The location of the original 1932-1933 excavation.
The location of the original 1932-1933 excavation.
The Dent Site is one of the few places in North America that shows direct evidence of human and mammoth interaction during the Ice Age nearly 13,000 years ago. Find out more about the site's history here!
The Dent Site gets its namesake from its proximity to the Dent Railroad Depot, which has since been demolished. The depot provided storage and maintenance for the rail line in the area. The rail line was unknowingly constructed on the eroded Ice Age terrace remnants in the floodplain of the Platte River. In April 1932, heavy rains exposed the bones of a large animal which was noticed by Frank Garner, the railroad foreman. It was not long before news of the find reached Conrad Bilgery, a geology professor and Jesuit priest from Regis University in Denver. Bilgery conducted some excavations of the site, identified the bones as belonging to a mammoth before contacting Jesse Figgins, the paleontology curator at the Colorado Museum of Natural History.
Numerous excavations since the 1930s found evidence of at least 15 mammoths along with three Clovis stone tools. Evidence shows that this mammoth group was most likely a matriarchal family herd because the group consisted of an older adult female, four younger adult females, four adolescents, and four juveniles and infants. These bones were also found with cut and chop marks that were most likely made between when the animals were freshly killed and up to several weeks after death. The season of death was found to be in late fall to early winter, in which the meat was preserved due to the cool or freezing temperatures. However, more recent research on these artifacts is hampered due to the early dispersal of the original collection to various museums around the country.
In 1963, scientists began attempting to radiocarbon date the mammoth bones found at the site. Research at the actual Dent Site resumed in 1973. Students from the University of Colorado and University of Arizona were supposed to further excavate the site but geological studies found that the rest of the bones were located under the adjacent active railroad tracks.
New scientific techniques now allow archaeologists to find more accurate radiocarbon dates and create better theories about what happened at the Dent site. For example, one 1991 study compiled all previous radiocarbon dates and tested them for accuracy.

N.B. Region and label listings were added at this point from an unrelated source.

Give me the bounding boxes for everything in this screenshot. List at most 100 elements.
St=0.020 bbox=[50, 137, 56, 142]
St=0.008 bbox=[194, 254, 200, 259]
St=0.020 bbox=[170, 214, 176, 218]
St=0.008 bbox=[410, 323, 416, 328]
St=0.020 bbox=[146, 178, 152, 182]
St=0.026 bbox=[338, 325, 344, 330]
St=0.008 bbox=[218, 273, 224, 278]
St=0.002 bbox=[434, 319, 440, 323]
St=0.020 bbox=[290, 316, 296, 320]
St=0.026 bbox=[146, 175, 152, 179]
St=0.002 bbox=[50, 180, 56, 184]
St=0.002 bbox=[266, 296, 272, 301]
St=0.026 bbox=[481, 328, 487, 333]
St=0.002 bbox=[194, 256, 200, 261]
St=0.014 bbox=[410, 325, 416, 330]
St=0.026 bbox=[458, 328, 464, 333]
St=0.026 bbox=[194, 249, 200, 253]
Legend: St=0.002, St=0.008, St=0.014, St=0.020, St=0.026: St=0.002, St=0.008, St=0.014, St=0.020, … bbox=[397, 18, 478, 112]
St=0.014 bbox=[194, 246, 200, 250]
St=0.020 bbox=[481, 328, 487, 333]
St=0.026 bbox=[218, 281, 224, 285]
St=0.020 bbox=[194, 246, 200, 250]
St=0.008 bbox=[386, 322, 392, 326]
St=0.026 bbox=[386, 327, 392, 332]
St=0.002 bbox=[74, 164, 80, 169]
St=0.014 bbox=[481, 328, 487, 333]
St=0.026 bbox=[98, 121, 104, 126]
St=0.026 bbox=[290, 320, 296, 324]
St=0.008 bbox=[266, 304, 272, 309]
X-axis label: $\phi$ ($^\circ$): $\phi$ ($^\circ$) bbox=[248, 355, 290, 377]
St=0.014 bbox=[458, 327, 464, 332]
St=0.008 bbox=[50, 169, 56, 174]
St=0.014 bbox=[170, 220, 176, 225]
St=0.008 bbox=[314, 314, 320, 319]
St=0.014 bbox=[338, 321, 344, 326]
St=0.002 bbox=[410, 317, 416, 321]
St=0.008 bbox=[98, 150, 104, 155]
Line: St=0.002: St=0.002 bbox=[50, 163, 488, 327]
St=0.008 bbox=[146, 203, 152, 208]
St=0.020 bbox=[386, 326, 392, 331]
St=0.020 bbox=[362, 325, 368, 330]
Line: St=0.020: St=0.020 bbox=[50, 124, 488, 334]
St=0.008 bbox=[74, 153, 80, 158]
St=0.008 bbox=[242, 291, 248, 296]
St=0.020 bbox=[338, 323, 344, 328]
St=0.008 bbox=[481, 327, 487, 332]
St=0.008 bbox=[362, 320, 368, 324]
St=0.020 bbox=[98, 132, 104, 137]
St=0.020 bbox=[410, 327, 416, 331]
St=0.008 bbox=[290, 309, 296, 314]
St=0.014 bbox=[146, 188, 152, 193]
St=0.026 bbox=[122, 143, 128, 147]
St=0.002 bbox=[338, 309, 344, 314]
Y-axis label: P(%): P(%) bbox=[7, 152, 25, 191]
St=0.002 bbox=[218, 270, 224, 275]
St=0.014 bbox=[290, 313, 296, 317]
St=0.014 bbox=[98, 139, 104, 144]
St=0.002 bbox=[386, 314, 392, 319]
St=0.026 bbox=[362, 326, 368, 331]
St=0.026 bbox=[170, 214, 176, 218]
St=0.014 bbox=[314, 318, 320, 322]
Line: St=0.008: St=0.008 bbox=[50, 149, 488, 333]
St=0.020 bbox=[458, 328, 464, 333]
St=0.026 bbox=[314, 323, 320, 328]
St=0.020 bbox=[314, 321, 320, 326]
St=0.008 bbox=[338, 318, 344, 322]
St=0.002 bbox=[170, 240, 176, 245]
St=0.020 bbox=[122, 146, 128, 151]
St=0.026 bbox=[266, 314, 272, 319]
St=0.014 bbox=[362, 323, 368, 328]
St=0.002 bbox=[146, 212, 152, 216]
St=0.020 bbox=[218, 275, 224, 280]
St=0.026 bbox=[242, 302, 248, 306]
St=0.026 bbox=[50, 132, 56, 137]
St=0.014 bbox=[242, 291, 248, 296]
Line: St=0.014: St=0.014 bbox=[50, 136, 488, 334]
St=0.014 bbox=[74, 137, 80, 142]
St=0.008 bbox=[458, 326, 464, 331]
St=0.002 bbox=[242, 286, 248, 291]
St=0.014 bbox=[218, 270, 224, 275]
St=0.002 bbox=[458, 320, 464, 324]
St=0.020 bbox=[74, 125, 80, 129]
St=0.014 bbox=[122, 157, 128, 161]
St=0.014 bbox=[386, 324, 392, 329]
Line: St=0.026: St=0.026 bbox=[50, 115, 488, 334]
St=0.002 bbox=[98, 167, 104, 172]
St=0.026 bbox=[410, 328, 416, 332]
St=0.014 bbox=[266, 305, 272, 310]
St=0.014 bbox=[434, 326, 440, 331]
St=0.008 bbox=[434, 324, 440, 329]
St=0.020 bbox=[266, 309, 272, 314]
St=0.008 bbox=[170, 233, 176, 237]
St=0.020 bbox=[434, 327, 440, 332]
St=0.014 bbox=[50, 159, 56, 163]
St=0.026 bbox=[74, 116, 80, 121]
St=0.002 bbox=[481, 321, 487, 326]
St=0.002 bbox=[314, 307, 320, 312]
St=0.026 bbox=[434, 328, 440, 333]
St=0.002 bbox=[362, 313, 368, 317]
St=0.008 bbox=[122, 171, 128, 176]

They found a consistent date of about 11,000 radiocarbon years before present (~9000BCE). In 2006, researchers conducted a more accurate radiocarbon test and pushed the date further back to over 12,500 years before present.
In addition, archaeologists continue to present new information based on new scientific techniques. In 2014, Brunswig and Pitblado published Frontiers in Colorado Paleoindian Archaeology, where they summarized this new evidence. In the modern day, most archaeologists agree that: humans killed and butchered mammoths at the site, though they disagree about the strength of the evidence.
The site is currently in danger due to development from the nearby town of Milliken, CO. This website is meant to educate the public on the site and draw attention to it in hopes that it will be preserved and researched to better understand Colorado history.